Commandline Puzzler

Paul R. Brown @ 2009-09-25T19:39:39Z

Suppose that you have to files that consist of records, one per line, and you want to ensure that none of the records in the second file appear in the first. How do you do it with only the text processing commandline tools commonly available on *nix systems?

Meta

Tags: (tag) (tag)

(comment bubbles) 3 comments
370 direct views

Comment from Paul Brown @ 2009-09-25T22:22:15Z # permalink

You could use diff, but that's not in the spirit of the question.

My solution is:

 cat file1 file1 file2 | sort | uniq -c > out

Now, the lines prefixed by a count of 1 are those only in file2, the lines prefixed by a 2 are only in file1, and those prefixed by a 3 are in both.

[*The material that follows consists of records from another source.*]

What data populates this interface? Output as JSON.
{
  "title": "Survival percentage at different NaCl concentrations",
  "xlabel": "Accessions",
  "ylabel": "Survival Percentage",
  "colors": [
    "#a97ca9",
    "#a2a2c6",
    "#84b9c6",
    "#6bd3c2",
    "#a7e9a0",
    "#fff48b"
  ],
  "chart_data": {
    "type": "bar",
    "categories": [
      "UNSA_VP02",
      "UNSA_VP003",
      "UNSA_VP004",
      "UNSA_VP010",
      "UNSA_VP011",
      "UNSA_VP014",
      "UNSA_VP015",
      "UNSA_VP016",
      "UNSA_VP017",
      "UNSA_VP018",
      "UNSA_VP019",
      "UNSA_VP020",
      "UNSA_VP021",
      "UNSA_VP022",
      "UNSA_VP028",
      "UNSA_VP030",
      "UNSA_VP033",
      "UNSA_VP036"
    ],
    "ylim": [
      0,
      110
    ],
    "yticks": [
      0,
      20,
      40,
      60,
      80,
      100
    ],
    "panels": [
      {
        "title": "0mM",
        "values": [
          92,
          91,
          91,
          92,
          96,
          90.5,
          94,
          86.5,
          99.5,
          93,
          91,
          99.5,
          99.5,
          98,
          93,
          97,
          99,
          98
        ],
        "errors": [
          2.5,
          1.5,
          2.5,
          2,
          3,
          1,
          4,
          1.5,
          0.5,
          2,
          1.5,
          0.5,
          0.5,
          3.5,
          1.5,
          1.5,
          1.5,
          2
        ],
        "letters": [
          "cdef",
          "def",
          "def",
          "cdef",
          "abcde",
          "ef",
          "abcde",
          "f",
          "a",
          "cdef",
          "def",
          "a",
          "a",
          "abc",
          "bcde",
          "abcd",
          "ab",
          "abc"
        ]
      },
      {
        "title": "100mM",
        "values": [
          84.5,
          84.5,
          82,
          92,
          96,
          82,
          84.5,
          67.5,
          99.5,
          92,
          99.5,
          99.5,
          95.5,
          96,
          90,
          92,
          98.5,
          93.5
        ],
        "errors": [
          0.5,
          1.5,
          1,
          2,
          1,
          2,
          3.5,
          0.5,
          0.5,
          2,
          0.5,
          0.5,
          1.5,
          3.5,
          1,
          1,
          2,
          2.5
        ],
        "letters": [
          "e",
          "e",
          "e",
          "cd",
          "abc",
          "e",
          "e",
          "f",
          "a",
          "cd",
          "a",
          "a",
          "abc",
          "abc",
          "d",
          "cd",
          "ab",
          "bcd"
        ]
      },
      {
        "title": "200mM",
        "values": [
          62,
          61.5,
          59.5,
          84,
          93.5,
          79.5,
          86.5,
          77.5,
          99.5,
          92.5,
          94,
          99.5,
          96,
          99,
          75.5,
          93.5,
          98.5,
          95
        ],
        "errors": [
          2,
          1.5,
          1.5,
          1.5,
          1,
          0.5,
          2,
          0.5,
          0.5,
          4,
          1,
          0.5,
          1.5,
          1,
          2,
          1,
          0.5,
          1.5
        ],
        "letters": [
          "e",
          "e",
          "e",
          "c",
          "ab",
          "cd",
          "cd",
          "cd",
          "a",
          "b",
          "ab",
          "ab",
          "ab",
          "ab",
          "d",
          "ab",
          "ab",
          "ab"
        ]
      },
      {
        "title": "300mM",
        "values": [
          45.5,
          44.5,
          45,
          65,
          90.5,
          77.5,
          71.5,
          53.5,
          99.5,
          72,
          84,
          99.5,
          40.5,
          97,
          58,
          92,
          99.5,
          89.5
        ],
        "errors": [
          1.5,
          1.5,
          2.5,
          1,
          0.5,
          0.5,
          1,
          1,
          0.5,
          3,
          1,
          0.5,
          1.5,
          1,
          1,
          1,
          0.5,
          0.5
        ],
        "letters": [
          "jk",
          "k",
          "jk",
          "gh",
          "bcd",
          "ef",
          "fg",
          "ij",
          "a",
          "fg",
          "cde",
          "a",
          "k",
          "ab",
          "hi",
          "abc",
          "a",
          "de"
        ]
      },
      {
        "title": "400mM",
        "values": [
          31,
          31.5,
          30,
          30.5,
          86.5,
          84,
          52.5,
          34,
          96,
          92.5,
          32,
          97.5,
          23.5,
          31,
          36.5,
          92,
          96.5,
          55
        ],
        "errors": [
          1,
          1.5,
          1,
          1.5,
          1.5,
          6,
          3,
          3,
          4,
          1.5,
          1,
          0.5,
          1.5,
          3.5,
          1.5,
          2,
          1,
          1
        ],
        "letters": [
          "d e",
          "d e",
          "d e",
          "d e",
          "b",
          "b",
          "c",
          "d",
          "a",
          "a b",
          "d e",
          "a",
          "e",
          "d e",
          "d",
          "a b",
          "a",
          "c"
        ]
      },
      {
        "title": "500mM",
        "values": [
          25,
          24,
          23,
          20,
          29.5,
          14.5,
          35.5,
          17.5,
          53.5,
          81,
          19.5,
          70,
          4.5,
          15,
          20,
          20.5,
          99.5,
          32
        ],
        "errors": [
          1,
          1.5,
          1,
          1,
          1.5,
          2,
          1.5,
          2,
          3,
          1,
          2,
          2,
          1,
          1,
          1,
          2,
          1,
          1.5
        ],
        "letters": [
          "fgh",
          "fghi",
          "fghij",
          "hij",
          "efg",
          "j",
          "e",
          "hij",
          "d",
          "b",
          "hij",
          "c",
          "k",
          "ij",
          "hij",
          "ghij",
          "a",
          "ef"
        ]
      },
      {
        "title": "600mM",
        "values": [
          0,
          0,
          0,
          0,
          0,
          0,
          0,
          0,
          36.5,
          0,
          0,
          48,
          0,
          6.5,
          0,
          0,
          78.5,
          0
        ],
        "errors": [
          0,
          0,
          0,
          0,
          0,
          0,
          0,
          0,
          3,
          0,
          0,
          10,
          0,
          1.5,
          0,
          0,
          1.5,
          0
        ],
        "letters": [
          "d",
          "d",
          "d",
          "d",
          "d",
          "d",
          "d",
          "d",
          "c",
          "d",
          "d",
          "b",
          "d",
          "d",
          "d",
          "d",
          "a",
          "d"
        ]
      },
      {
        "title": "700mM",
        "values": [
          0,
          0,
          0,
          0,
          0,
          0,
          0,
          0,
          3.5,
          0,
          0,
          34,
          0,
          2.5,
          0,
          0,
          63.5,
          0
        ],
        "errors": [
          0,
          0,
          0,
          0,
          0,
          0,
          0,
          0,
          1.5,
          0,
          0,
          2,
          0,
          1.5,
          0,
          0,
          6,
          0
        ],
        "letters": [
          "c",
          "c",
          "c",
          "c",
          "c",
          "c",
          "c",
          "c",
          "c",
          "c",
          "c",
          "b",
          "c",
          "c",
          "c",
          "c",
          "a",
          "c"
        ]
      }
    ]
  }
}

Comment from Alexander @ 2009-09-26T19:32:00Z # permalink

You need to be sure that "intersection" of file1 and file2 is empty. In the case when records in files are uniq. Something like this can be useful:

 if [ `cat file1 file2 | sort | uniq -d | wc -l` -eq 0 ]
 then
     echo No file2 in file1
 else
     echo Files intersect
 fi

Comment from Hen @ 2009-09-29T05:35:14Z # permalink

grep -Ff file2 file1